Objectives: Instead of yet another empirical study evaluating the fixation patterns of individuals with ASD, the field is in need of a systematical and quantitative overview of all the evidence. We therefore wanted to examine and combine all available empirical data on this topic, by means of a meta-analysis, in which the effect size across different studies was calculated, evaluating the overall evidence for differences in social attention between individuals with and without ASD.

Methods: Our literature search yielded over 2,500 articles, of which all abstracts were further reviewed, applying a set of strict inclusion and exclusion criteria. The remaining set of 57 articles was included in our quantitative meta-analysis. Several moderator variables, such as participants’ age, gender, stimulus and task characteristics, and region of interest, were incorporated as moderator variables in our analysis. Hedges’ geffect sizes were examined.

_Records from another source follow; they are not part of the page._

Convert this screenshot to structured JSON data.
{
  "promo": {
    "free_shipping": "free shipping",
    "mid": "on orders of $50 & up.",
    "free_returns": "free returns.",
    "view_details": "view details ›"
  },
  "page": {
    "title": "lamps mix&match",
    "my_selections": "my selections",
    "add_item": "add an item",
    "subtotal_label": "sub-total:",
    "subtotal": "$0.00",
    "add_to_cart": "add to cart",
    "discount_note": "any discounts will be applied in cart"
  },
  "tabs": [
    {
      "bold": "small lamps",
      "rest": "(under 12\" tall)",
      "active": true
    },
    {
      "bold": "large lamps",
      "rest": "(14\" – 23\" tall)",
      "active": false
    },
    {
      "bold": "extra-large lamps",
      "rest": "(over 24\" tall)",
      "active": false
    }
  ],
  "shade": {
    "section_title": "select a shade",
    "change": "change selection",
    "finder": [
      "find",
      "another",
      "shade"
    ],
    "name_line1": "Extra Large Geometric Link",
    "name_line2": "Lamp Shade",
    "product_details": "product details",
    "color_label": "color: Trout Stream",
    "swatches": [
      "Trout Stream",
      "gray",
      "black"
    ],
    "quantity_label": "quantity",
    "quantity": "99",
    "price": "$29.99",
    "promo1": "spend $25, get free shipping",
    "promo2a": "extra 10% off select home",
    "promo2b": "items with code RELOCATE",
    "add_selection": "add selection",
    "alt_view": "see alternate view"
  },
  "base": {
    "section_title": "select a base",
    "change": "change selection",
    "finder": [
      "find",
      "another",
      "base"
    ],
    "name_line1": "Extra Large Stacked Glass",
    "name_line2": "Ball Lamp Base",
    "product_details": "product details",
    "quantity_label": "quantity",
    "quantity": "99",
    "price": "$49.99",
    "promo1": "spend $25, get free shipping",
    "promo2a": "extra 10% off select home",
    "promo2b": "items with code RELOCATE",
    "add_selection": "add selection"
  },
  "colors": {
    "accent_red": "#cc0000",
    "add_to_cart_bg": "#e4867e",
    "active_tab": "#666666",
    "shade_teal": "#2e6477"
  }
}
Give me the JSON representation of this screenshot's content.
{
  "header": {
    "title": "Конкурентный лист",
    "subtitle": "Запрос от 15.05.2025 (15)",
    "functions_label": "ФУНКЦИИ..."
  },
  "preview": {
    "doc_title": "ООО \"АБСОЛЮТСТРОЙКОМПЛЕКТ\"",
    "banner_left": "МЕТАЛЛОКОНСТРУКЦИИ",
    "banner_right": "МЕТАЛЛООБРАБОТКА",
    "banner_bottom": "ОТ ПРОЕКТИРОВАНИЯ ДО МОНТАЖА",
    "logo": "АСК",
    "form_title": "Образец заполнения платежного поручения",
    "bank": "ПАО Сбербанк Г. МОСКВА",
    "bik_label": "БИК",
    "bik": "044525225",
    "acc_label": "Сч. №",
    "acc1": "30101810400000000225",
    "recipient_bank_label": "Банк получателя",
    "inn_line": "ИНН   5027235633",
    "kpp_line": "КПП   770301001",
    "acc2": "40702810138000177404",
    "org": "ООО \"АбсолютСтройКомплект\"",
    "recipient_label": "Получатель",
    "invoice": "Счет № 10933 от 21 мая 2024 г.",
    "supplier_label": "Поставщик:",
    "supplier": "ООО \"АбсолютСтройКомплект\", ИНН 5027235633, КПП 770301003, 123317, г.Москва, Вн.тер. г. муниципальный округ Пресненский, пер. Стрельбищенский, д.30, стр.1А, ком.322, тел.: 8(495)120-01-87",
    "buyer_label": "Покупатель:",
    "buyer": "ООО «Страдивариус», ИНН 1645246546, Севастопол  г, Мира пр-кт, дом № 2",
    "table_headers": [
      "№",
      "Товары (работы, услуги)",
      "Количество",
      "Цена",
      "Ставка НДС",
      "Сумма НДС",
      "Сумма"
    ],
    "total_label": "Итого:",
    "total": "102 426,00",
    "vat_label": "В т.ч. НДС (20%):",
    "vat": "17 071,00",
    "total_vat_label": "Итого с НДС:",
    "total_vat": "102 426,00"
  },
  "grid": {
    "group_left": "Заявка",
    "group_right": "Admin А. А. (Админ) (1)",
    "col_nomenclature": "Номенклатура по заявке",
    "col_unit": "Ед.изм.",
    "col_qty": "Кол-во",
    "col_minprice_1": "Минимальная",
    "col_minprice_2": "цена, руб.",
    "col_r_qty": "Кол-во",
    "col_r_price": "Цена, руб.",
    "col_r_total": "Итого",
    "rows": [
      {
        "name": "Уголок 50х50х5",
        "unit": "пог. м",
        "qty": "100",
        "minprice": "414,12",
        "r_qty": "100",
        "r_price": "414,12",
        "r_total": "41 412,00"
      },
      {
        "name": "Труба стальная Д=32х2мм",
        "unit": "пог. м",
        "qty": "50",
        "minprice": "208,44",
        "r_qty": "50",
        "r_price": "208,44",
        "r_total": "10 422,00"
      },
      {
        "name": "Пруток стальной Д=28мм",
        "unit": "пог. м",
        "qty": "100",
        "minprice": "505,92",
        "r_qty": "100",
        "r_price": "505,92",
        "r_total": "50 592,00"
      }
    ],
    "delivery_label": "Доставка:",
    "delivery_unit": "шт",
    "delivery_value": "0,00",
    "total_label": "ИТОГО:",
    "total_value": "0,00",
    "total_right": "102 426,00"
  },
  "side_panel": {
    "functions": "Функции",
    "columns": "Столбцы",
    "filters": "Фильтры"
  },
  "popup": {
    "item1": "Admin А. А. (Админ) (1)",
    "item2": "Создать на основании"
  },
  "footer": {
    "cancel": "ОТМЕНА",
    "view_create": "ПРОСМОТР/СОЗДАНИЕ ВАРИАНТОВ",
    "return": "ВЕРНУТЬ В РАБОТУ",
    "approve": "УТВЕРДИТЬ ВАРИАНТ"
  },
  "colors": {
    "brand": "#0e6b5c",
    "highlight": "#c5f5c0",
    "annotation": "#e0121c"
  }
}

Results: Overall, results provided evidence for a reduced saliency of faces in individuals with ASD (Hedges’ g effect size = -0.52, p < .0001), which was stronger for upper (g = -0.79, p < .0001) compared to lower (g = -0.32, p = .0341) face regions. These viewing pattern differences were partially overcome by using task instructions, compared with free-viewing tasks (F(1,208) = 5.96, p = .0154). Group differences appeared strongest in age groups between 12 and 25 years old, and for individuals with average IQ scores between 85 and 115.

Conclusions: This meta-analysis provided evidence for atypical viewing patterns in individuals with ASD, characterized by a reduced saliency of faces and – more specifically – all internal facial features, with moderate to strong effect sizes. The impact of several moderator variables will be discussed.